Ha! de tous les malheurs dont je ressens les coups, Voila le plus sensible, & plus rude de tous! Quoy? quand tout m'est fatal, lors que tout m'abandonne, Pamphilie elle mesme aujourd'huy me soup?onne? Non non, Madame, non, ne me soup?onnez pas, D'avoir voulu trahir mes voeux, ny vos appas; Ce change malheureux que mon pere m'ordonne, Regarde nos autels, & non vostre personne; Il ne m'empesche pas que j'adore vos yeux, Mais il veut pour le sien que je quitte nos Dieux, Et que suivant l'abus de son erreur extréme, Contre mes sentimens je le suive au baptéme. Mais plutot que je change ou d'amour, ou de loy, Plutost que je viole ou mes voeux, ou ma foy, Que ces puissantes mains qui gouvernent la foudre, D'un rouge traict de feu me reduisent en poudre. Puissé-je estre des Dieux, & des hommes l'horreur, De tous les elemens esprouver la fureur, Et si jusqu'à ce point mon jugement s'oublie, Que je sois à jamais hay de Pamphilie.
ARISTIDE.
Quoy, c'est là le sujet qui te trouble si fort? C'est là l'occasion qui cause ton transport? Et l'importunité d'une soeur, & d'un Pere, Est le mal qui t'afflige, & qui te desespere?

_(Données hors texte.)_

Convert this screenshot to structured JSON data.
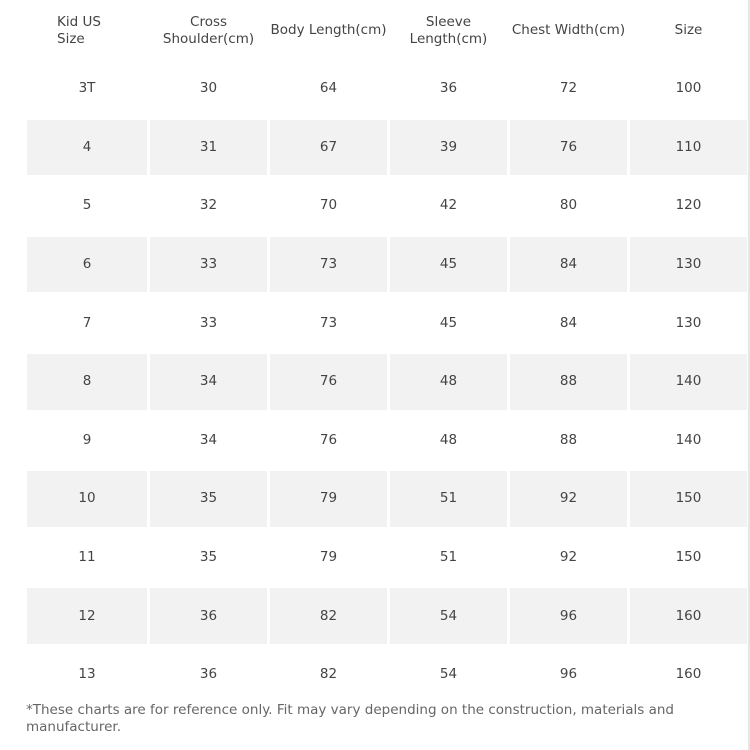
{
  "table": {
    "headers": [
      "Kid US\nSize",
      "Cross\nShoulder(cm)",
      "Body Length(cm)",
      "Sleeve\nLength(cm)",
      "Chest Width(cm)",
      "Size"
    ],
    "rows": [
      [
        "3T",
        "30",
        "64",
        "36",
        "72",
        "100"
      ],
      [
        "4",
        "31",
        "67",
        "39",
        "76",
        "110"
      ],
      [
        "5",
        "32",
        "70",
        "42",
        "80",
        "120"
      ],
      [
        "6",
        "33",
        "73",
        "45",
        "84",
        "130"
      ],
      [
        "7",
        "33",
        "73",
        "45",
        "84",
        "130"
      ],
      [
        "8",
        "34",
        "76",
        "48",
        "88",
        "140"
      ],
      [
        "9",
        "34",
        "76",
        "48",
        "88",
        "140"
      ],
      [
        "10",
        "35",
        "79",
        "51",
        "92",
        "150"
      ],
      [
        "11",
        "35",
        "79",
        "51",
        "92",
        "150"
      ],
      [
        "12",
        "36",
        "82",
        "54",
        "96",
        "160"
      ],
      [
        "13",
        "36",
        "82",
        "54",
        "96",
        "160"
      ]
    ]
  },
  "footnote": "*These charts are for reference only. Fit may vary depending on the construction, materials and manufacturer.",
  "colors": {
    "text": "#444444",
    "alt_row": "#f2f2f2",
    "background": "#ffffff"
  }
}
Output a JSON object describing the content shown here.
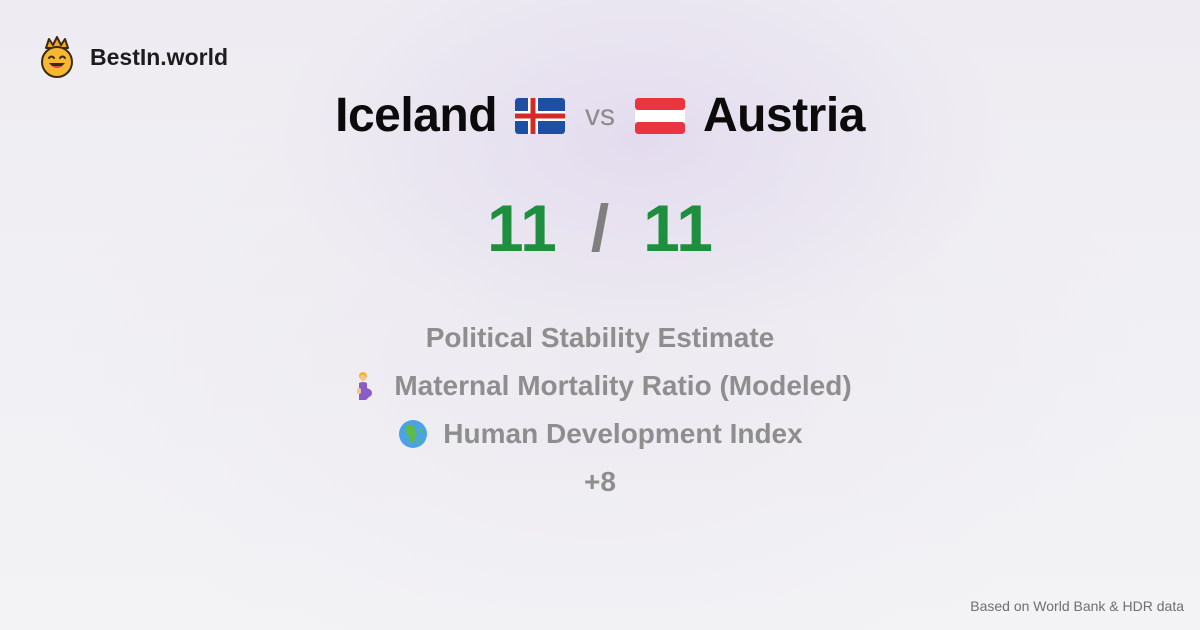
{
  "brand": {
    "name": "BestIn.world",
    "logo_icon": "crowned-smiley-icon"
  },
  "comparison": {
    "left_country": "Iceland",
    "left_flag_icon": "iceland-flag-icon",
    "vs_label": "vs",
    "right_country": "Austria",
    "right_flag_icon": "austria-flag-icon"
  },
  "score": {
    "left": "11",
    "separator": "/",
    "right": "11",
    "color": "#1e8f3e"
  },
  "metrics": [
    {
      "label": "Political Stability Estimate",
      "icon": ""
    },
    {
      "label": "Maternal Mortality Ratio (Modeled)",
      "icon": "pregnant-woman-icon"
    },
    {
      "label": "Human Development Index",
      "icon": "globe-africa-icon"
    }
  ],
  "more_label": "+8",
  "footer": {
    "source": "Based on World Bank & HDR data"
  }
}
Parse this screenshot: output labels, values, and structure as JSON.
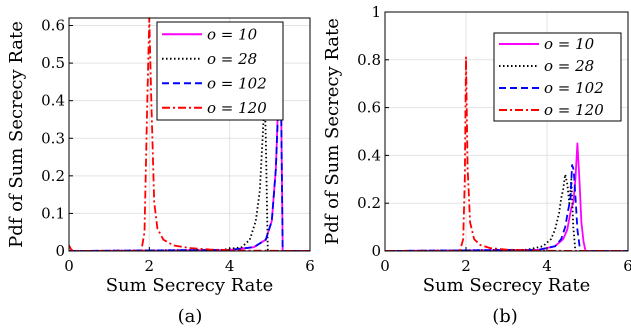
{
  "chart_data": [
    {
      "type": "line",
      "panel": "(a)",
      "xlabel": "Sum Secrecy Rate",
      "ylabel": "Pdf of Sum Secrecy Rate",
      "xlim": [
        0,
        6
      ],
      "ylim": [
        0,
        0.62
      ],
      "xticks": [
        0,
        2,
        4,
        6
      ],
      "yticks": [
        0,
        0.1,
        0.2,
        0.3,
        0.4,
        0.5,
        0.6
      ],
      "grid": true,
      "legend": "top-right",
      "series": [
        {
          "name": "o = 10",
          "color": "#ff00ff",
          "dash": "solid",
          "x": [
            0,
            4.0,
            4.6,
            4.9,
            5.05,
            5.15,
            5.22,
            5.27,
            5.32,
            5.6,
            6
          ],
          "y": [
            0,
            0.003,
            0.01,
            0.03,
            0.08,
            0.22,
            0.44,
            0.51,
            0.0,
            0.0,
            0
          ]
        },
        {
          "name": "o = 28",
          "color": "#000000",
          "dash": "dotted",
          "x": [
            0,
            3.8,
            4.3,
            4.5,
            4.65,
            4.75,
            4.82,
            4.87,
            4.9,
            4.95,
            5.5,
            6
          ],
          "y": [
            0,
            0.003,
            0.01,
            0.03,
            0.08,
            0.16,
            0.3,
            0.41,
            0.3,
            0.0,
            0.0,
            0
          ]
        },
        {
          "name": "o = 102",
          "color": "#0000ff",
          "dash": "dashed",
          "x": [
            0,
            4.0,
            4.6,
            4.9,
            5.05,
            5.15,
            5.22,
            5.27,
            5.32,
            5.6,
            6
          ],
          "y": [
            0,
            0.003,
            0.01,
            0.03,
            0.08,
            0.22,
            0.42,
            0.48,
            0.0,
            0.0,
            0
          ]
        },
        {
          "name": "o = 120",
          "color": "#ff0000",
          "dash": "dashdot",
          "x": [
            0,
            0.05,
            0.1,
            1.8,
            1.88,
            1.95,
            2.0,
            2.05,
            2.12,
            2.2,
            2.35,
            2.6,
            3.0,
            3.5,
            4.0,
            4.5,
            6
          ],
          "y": [
            0.015,
            0.005,
            0,
            0,
            0.05,
            0.4,
            0.62,
            0.4,
            0.13,
            0.06,
            0.03,
            0.015,
            0.008,
            0.004,
            0.002,
            0.001,
            0
          ]
        }
      ]
    },
    {
      "type": "line",
      "panel": "(b)",
      "xlabel": "Sum Secrecy Rate",
      "ylabel": "Pdf of Sum Secrecy Rate",
      "xlim": [
        0,
        6
      ],
      "ylim": [
        0,
        1
      ],
      "xticks": [
        0,
        2,
        4,
        6
      ],
      "yticks": [
        0,
        0.2,
        0.4,
        0.6,
        0.8,
        1
      ],
      "grid": true,
      "legend": "top-right",
      "series": [
        {
          "name": "o = 10",
          "color": "#ff00ff",
          "dash": "solid",
          "x": [
            0,
            3.8,
            4.2,
            4.4,
            4.5,
            4.6,
            4.65,
            4.7,
            4.75,
            4.8,
            4.85,
            4.9,
            4.95,
            5.2,
            6
          ],
          "y": [
            0,
            0.005,
            0.02,
            0.05,
            0.09,
            0.18,
            0.2,
            0.3,
            0.45,
            0.3,
            0.12,
            0.04,
            0.0,
            0.0,
            0
          ]
        },
        {
          "name": "o = 28",
          "color": "#000000",
          "dash": "dotted",
          "x": [
            0,
            3.5,
            3.9,
            4.1,
            4.2,
            4.3,
            4.35,
            4.4,
            4.45,
            4.5,
            4.55,
            4.6,
            4.65,
            4.7,
            5.2,
            6
          ],
          "y": [
            0,
            0.005,
            0.02,
            0.05,
            0.09,
            0.16,
            0.22,
            0.26,
            0.32,
            0.28,
            0.2,
            0.3,
            0.1,
            0.0,
            0.0,
            0
          ]
        },
        {
          "name": "o = 102",
          "color": "#0000ff",
          "dash": "dashed",
          "x": [
            0,
            3.8,
            4.2,
            4.35,
            4.45,
            4.52,
            4.58,
            4.62,
            4.66,
            4.7,
            4.75,
            4.82,
            5.2,
            6
          ],
          "y": [
            0,
            0.005,
            0.02,
            0.05,
            0.1,
            0.17,
            0.22,
            0.36,
            0.34,
            0.23,
            0.09,
            0.0,
            0.0,
            0
          ]
        },
        {
          "name": "o = 120",
          "color": "#ff0000",
          "dash": "dashdot",
          "x": [
            0,
            1.85,
            1.93,
            1.97,
            2.0,
            2.04,
            2.1,
            2.2,
            2.35,
            2.6,
            3.0,
            3.5,
            4.0,
            6
          ],
          "y": [
            0,
            0,
            0.05,
            0.3,
            0.81,
            0.35,
            0.12,
            0.05,
            0.025,
            0.012,
            0.006,
            0.003,
            0.001,
            0
          ]
        }
      ]
    }
  ],
  "captions": [
    "(a)",
    "(b)"
  ]
}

Tesmoigne, cher Amy, tesmoigne plus de coeur, Mesprise leurs discours, & brave leur rigueur; C'est dedans les malheurs, & les plus grands orages, Que se font admirer les plus fermes courages. Laisse, laisse esclatter ce foudre, & ces esclairs, Dont les traits impuissans ne frapent que les airs, Les Dieux interessez en ces vaines menaces, Arresteront bientot le cours de tes disgraces, Et quand mesme le sort les voudroit achever, Il ne t'abaisseroit que pour te relever, Que pour rendre dans peu ton ame plus contente, Ta fortune plus haute, & bien plus esclattante, Et te faire advouer qu'il ne t'est rigoureux, Que pour te faire un jour plus grand, & plus heureux. Tous les jours le Soleil sort d'une couche noire, Et la honte est souvent un chemin à la gloire. Il est vray que chocquant un injuste pouvoir, Tu peux perdre tes biens, mais non pas ton espoir, Puis que des immortels la haute providence Peut donner à ta perte une ample recompence, Et te faire trouver loing d'un pere irrité Les fruicts de ton courage, & de ta pieté.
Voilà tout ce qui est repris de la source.